Zero trust has been a concept in information security for over a decade. The principle — never trust, always verify — was articulated by Forrester Research in 2010 and formalized by NIST in Special Publication 800-207 in 2020. What changed in the past two years is that zero trust moved from an aspirational framework to an operational requirement driven by federal mandates, cyber insurance underwriters, and a breach landscape that punishes implicit trust.
Executive Order 14028, signed in May 2021, required federal agencies to adopt zero trust architectures. The ripple effects reached the private sector through supply chain requirements, insurance policy conditions, and the NIST CSF 2.0 framework that embedded zero trust principles into its updated guidance. By mid-2025, any MSP that hasn't begun implementing zero trust principles across its client environments is selling a model that the market is moving away from.
What zero trust actually means for an MSP
Zero trust is not a product. It's an architectural approach built on three pillars:
- Verify explicitly. Authenticate and authorize every access request based on all available data points — identity, device health, location, resource sensitivity, anomaly detection.
- Use least-privilege access. Limit access to only what's needed for the specific task, with just-in-time and just-enough-access policies.
- Assume breach. Design controls assuming the attacker is already inside the network. Segment access, encrypt traffic, and monitor continuously.
For MSPs, implementing these principles means rethinking how they deliver several core services:
Identity and access management
Zero trust starts with identity. Every user, device, and service account needs strong authentication tied to conditional access policies. This means deploying MFA universally (not just for remote access), implementing single sign-on with conditional access that evaluates device compliance and risk signals, and eliminating shared credentials across technician teams.
Network microsegmentation
The traditional flat network — where any authenticated device can reach any resource — is incompatible with zero trust.
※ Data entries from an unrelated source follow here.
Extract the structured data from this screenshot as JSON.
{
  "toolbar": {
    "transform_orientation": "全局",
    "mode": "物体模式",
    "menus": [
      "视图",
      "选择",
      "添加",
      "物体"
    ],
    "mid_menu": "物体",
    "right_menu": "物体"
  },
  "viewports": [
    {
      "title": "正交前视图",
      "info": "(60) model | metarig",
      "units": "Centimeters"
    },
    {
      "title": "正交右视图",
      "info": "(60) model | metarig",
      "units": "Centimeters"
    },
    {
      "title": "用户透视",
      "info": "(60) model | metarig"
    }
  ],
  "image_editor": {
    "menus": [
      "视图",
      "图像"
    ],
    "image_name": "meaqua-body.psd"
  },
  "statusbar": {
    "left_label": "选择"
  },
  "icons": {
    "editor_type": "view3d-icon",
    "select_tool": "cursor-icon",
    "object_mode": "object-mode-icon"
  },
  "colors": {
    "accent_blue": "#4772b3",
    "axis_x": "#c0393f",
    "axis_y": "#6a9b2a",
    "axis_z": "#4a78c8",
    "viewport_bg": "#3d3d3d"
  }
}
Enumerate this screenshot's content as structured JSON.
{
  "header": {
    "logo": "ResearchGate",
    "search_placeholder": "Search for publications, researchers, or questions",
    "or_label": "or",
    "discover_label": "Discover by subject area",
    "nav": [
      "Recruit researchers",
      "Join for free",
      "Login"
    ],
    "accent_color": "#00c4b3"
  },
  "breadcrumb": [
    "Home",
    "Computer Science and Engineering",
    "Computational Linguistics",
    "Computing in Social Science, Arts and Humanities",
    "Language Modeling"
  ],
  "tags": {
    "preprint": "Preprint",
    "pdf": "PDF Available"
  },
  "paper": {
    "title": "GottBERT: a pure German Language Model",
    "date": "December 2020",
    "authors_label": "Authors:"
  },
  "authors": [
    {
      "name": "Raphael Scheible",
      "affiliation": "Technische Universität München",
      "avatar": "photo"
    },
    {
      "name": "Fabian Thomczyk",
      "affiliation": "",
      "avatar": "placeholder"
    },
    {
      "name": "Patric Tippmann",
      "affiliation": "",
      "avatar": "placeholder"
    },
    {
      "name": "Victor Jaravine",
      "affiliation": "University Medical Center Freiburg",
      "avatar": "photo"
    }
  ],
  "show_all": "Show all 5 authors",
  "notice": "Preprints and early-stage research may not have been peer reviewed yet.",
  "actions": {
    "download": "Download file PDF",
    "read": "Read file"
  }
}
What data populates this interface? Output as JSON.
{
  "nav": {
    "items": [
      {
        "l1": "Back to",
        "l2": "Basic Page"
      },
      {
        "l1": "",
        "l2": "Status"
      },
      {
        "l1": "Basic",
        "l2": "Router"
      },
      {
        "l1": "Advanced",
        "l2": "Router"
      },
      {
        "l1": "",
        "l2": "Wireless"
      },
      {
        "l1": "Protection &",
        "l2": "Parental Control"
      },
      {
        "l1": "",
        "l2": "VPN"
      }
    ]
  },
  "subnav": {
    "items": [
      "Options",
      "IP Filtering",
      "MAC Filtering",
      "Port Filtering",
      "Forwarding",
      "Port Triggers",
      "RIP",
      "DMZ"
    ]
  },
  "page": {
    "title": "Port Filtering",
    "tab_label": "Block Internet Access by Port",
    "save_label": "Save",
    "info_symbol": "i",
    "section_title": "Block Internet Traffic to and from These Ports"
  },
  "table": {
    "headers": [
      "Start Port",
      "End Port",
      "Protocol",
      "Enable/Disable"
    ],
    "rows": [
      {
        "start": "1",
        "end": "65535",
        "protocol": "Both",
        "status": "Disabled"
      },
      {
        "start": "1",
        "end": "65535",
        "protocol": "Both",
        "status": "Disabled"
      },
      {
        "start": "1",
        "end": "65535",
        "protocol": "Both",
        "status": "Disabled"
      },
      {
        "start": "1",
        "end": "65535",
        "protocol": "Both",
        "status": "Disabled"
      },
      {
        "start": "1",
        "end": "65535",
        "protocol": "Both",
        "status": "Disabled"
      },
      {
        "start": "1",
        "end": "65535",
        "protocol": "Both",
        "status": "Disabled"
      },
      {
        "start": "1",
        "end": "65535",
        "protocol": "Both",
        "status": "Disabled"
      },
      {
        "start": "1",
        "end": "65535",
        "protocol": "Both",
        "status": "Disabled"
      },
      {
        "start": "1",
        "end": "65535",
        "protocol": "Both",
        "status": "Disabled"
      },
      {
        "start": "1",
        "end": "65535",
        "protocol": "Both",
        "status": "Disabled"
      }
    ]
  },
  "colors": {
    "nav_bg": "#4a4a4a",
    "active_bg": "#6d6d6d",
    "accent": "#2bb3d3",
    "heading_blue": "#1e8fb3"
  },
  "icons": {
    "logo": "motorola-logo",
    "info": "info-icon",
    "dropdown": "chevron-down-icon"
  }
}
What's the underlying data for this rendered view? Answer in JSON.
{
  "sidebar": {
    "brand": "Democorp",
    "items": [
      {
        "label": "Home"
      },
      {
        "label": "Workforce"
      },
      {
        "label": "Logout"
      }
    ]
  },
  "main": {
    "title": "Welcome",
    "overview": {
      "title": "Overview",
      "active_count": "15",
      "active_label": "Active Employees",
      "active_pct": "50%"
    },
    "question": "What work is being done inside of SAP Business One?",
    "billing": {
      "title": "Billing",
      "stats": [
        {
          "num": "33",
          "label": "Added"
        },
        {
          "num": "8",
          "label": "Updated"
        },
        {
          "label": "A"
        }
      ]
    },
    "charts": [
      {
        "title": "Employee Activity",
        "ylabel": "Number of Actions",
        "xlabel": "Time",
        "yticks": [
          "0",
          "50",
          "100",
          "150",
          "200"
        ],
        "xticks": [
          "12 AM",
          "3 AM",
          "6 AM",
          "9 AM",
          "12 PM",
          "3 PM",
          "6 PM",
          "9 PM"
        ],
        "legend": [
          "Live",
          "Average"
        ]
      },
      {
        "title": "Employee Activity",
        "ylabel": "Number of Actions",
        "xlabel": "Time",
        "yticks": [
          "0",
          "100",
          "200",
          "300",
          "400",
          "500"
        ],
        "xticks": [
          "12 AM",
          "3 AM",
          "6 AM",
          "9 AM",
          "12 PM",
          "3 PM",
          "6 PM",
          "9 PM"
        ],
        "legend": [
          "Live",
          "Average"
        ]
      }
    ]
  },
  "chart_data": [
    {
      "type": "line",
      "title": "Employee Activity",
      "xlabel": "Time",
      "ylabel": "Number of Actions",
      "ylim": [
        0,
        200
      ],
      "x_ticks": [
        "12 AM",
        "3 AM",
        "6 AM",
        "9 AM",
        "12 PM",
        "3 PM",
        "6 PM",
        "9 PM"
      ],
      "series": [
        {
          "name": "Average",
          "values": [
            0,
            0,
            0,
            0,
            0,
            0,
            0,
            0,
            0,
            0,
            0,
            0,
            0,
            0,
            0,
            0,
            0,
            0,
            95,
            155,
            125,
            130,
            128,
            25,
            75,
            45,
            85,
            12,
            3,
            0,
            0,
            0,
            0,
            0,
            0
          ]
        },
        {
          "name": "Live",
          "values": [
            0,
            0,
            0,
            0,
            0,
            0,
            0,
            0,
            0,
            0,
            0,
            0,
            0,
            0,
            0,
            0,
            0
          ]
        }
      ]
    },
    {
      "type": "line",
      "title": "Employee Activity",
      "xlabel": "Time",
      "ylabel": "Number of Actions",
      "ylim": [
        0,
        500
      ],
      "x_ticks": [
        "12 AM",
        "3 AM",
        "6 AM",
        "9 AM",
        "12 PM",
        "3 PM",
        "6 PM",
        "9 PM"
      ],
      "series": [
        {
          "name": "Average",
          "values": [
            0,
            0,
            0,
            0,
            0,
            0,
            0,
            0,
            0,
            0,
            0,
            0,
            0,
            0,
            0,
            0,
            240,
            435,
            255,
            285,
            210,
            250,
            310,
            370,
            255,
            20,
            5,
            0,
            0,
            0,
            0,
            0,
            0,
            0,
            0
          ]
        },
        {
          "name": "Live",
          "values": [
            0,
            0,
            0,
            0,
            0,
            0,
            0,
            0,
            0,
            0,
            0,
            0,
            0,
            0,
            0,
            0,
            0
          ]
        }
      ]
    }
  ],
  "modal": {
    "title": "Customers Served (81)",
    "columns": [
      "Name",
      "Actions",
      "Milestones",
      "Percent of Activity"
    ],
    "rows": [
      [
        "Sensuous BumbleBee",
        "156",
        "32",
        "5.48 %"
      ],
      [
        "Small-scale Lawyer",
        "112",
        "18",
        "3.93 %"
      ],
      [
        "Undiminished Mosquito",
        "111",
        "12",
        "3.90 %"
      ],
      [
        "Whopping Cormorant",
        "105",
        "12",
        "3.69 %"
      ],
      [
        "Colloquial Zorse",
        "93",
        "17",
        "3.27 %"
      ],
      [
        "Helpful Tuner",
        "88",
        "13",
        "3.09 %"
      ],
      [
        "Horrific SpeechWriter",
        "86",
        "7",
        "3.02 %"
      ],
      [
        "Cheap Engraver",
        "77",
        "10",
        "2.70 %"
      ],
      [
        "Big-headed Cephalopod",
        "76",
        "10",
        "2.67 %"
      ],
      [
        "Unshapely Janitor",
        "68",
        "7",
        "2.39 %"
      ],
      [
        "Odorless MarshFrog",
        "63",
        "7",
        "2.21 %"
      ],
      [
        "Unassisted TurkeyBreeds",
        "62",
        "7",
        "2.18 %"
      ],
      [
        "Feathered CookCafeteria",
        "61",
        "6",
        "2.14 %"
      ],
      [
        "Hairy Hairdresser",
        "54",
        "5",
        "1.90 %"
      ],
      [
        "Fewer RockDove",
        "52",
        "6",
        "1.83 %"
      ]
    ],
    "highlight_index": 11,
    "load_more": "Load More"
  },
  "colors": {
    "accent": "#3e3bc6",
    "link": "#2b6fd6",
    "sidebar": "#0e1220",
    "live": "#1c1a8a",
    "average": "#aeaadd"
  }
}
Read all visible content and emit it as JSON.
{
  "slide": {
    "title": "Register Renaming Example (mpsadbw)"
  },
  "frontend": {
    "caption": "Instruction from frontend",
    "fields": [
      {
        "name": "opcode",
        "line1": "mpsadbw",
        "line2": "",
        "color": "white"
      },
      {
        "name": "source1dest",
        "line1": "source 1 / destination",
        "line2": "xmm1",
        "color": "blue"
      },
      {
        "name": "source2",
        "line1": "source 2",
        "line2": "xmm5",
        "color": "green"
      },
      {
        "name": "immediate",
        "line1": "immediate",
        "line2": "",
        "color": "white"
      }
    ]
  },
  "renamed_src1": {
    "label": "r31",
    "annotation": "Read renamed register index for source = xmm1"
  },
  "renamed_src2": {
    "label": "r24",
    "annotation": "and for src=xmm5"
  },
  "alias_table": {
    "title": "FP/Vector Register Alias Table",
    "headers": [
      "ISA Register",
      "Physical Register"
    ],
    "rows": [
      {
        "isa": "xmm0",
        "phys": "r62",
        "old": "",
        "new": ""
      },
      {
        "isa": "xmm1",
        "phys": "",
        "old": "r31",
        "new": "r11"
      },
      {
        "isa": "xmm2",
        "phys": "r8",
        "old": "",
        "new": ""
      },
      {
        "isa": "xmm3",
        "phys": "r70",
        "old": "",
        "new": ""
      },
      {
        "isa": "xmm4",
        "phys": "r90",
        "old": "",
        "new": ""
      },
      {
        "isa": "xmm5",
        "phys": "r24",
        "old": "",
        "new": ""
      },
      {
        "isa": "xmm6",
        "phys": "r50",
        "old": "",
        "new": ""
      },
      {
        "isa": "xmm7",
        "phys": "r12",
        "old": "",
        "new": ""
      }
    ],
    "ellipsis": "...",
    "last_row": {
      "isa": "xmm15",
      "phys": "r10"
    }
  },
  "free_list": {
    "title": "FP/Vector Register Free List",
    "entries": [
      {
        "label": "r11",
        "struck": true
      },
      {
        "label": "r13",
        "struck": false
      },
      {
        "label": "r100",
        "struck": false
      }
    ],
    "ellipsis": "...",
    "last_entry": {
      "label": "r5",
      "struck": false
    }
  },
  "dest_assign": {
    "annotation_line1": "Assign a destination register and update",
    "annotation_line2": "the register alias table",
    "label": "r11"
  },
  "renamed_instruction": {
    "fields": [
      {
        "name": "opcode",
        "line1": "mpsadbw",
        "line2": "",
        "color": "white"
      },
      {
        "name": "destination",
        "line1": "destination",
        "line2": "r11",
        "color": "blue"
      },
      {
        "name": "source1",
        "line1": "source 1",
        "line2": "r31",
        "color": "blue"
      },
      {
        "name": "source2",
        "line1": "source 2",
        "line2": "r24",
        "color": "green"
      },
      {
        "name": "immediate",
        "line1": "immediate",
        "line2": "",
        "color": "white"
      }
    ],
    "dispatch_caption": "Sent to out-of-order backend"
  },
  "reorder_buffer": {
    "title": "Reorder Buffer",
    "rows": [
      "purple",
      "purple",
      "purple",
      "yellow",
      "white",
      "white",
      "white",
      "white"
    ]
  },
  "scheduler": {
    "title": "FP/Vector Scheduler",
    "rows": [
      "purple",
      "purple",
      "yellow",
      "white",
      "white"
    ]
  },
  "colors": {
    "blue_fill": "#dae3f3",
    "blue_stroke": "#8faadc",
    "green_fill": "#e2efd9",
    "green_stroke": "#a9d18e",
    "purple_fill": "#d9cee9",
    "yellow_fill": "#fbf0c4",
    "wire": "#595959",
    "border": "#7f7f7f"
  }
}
MSPs need to implement segmentation that limits lateral movement, whether through VLANs, software-defined networking, or identity-aware firewalls that enforce policy per-session rather than per-network-zone.
Endpoint verification
In a zero trust model, the device requesting access matters as much as the user. MSPs need to verify device health — patch status, encryption status, endpoint protection presence, compliance with security baselines — before granting access to sensitive resources. Non-compliant devices get limited access or none at all.
Zero trust isn't something you buy. It's something you build — and an MSP's willingness to architect it tells you whether they're selling security or selling the appearance of security.
The cyber insurance driver
Cyber insurance underwriters have become one of the most effective forcing functions for zero trust adoption. Renewal questionnaires in 2024-2025 increasingly ask about:
- MFA deployment coverage (percentage of users and systems)
- Network segmentation between IT and OT environments
- Privileged access management (PAM) for administrative accounts
- Endpoint detection and response (EDR) deployment coverage
- Email filtering and anti-phishing controls
Organizations that can't demonstrate these controls — all of which align with zero trust principles — face premium increases of 50-300% or outright coverage denial. For SMBs relying on their MSP to implement these controls, the MSP's capability directly affects insurability.
Common implementation mistakes
MSPs that adopt zero trust in name only — deploying MFA and calling it done — miss the architectural intent. Common gaps include:
- MFA without conditional access — authenticating users but not evaluating device health or risk signals at the time of access
- Segmentation without monitoring — creating network segments but not monitoring traffic between them for anomalies
- PAM without just-in-time — managing privileged accounts but leaving standing administrative access active 24/7
- Encrypting data at rest but not in transit — protecting stored data while allowing plaintext communication between internal services
Questions for your MSP
Zero trust readiness assessment
- What percentage of our users have MFA enabled, and what type of MFA?
- How is network access controlled for devices that fail compliance checks?
- Do your technicians use standing administrative access or just-in-time elevation?
- How is east-west (lateral) traffic monitored within our network?
- Can you provide a network segmentation diagram showing trust boundaries?